Okullarda öğrenim gören çocuklarımızın yaşlarıyla ve yaşamın gerçekleriyle uyuşmayan bazı soyut bilgilerin körpecik beyinlere pompalanması ile zihinlerin anlaşılması ve açıklanması güç bir çıkmaza sürüklendiği yadsınamaz bir gerçekliktir. Ülkemizde ilk ve ortaokullarda okutulan din dersleri bu anlatmaya çalıştığımıza en belirgin örnektir.

Din derslerinin 12 Eylül 1980 faşist darbesi ile zorunlu hale getirilmiş olması boşuna değildir. Bu derslerin, anayasasında laiklik ilkesi bulunan bir ülkede devlet tarafından zorunlu olarak okutuluyor olması tam bir riyakarlıktır. Şu halde, bu dersler niçin okutulmaktadır? 

Bildiğimiz kadarıyla devletlülerimiz şu gerekçeleri sunmuşlardı:

1- Müslüman bir ulus olduğumuz için, halkımızın kendi dinlerini öğrenmeleri, onların ruhlarındaki dinsel boşluğu dolduracaktır.

2- Hilafet dönemindeki din kardeşliği ütopyasından yararlanarak Müslüman devletlerinin sempatisini ve gerektiğinde yardımlarını kazanmak.

3- Ahlak eğitimine kutsal bir dayanak olarak dinin hizmet edeceğine inanmak. 

4- Dinsel duyguların, yurtseverlik, bağımsızlık aşkı ve ulusal onur ve haysiyet gibi duygularından üstün olduğu kanısıyla, bir savaş tehlikesi karşısında şehitlik ve gazilik gibi kutsal duygulardan  yararlanmak.

5- Çağımızın dinsel bilgi ve ödevlere karşı artmış görünen ilgisizliği karşısında, ulusun, bu inançlar yardımıyla dünyada ve ahrette mutlu olmalarını sağlamak.

Din dersleri ne dereceye kadar bütün bu konularda yararlı olabilir?
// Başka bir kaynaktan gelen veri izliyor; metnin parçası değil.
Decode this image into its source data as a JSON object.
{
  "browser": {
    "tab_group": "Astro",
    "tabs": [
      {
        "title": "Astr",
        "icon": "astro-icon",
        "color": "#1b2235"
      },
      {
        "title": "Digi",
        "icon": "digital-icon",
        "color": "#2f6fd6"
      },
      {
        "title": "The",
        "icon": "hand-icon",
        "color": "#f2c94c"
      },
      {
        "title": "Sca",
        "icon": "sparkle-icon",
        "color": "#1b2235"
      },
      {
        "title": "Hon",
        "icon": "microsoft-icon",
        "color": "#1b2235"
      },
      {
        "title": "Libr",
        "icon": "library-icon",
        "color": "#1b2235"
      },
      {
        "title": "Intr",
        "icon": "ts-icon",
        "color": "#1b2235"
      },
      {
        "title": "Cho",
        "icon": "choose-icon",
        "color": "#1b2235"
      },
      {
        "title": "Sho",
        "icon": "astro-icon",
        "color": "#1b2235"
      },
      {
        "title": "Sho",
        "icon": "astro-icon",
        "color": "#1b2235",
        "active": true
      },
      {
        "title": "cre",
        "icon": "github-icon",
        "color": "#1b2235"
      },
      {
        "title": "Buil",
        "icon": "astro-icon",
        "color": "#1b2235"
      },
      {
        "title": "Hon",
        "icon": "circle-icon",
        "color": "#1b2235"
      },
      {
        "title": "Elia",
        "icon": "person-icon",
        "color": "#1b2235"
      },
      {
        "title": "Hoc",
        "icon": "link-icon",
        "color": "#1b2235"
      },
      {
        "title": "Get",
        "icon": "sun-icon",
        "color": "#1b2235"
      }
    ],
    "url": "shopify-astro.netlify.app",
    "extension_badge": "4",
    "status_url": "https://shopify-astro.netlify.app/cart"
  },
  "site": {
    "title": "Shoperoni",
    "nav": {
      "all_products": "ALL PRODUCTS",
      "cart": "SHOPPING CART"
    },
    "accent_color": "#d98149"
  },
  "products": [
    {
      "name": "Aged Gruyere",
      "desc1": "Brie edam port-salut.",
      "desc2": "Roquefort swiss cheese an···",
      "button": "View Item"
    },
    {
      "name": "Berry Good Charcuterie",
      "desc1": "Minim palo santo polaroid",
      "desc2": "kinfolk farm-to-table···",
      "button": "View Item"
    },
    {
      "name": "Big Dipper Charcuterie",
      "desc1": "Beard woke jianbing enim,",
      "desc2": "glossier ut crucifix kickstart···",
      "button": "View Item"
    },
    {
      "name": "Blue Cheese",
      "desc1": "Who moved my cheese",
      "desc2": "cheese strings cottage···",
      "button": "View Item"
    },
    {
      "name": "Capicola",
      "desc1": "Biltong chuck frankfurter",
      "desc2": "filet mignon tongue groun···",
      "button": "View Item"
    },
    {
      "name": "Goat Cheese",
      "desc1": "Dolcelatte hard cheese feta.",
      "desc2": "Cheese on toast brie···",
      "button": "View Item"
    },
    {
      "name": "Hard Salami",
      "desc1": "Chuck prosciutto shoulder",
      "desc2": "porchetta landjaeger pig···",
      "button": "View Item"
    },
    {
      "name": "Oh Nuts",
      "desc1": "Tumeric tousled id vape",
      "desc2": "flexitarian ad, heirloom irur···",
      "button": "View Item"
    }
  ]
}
Bana göre, hemen hiçbirinde. 

Çünkü: 

1- Çağımızda ulus olmanın bilincinde dinin belirleyiciliği kalmamıştır. Dolayısıyla Müslüman bir ulus tanımlaması yanlış ve çağdışıdır. Öte yandan isteniyorsa, dini öğrenmek ve uygulamak için en doğal alan, ailedir. İlkokullar ve Kuran kursları, çocukların zihinsel gelişmeleri bakımından din konularını kavratacak bir yeteneğe asla sahip değildir. İlkokul ve ortaokul düzeyindeki taze beyinler daha çok somut konuları kavramaya, sorgulamaya dönük bir yapıya sahiptir. Oysa din bir şeyi anlama, öğrenme, sorgulama ve muhakeme etme özelliği olmayan, anlamayı değil, itaat ve tapınmayı önceleyen soyut bir tasarımdır. Din bir şeyi anlamak değil, onu bilgisizce ve anlamaksızın kabullenmektir. Dinsel bilgi gerçeğin bilgisi değildir. İnsanın hayal, tahayyül, duygular ve sistemsiz aklı ile spekülatif olarak ürettiği bilgilerdir. Dinsel düşünmenin insanlığa yaptığı en büyük kötülük, kendisinden önceki insanlığın ürettiği mitos bilgileri Tanrı'nın kesin doğruları olarak insanlara kabul ettirmesi ve bunun sonucu olarak insanların bunları aşıp gerçek bilgilere ulaşmasını önlemesidir.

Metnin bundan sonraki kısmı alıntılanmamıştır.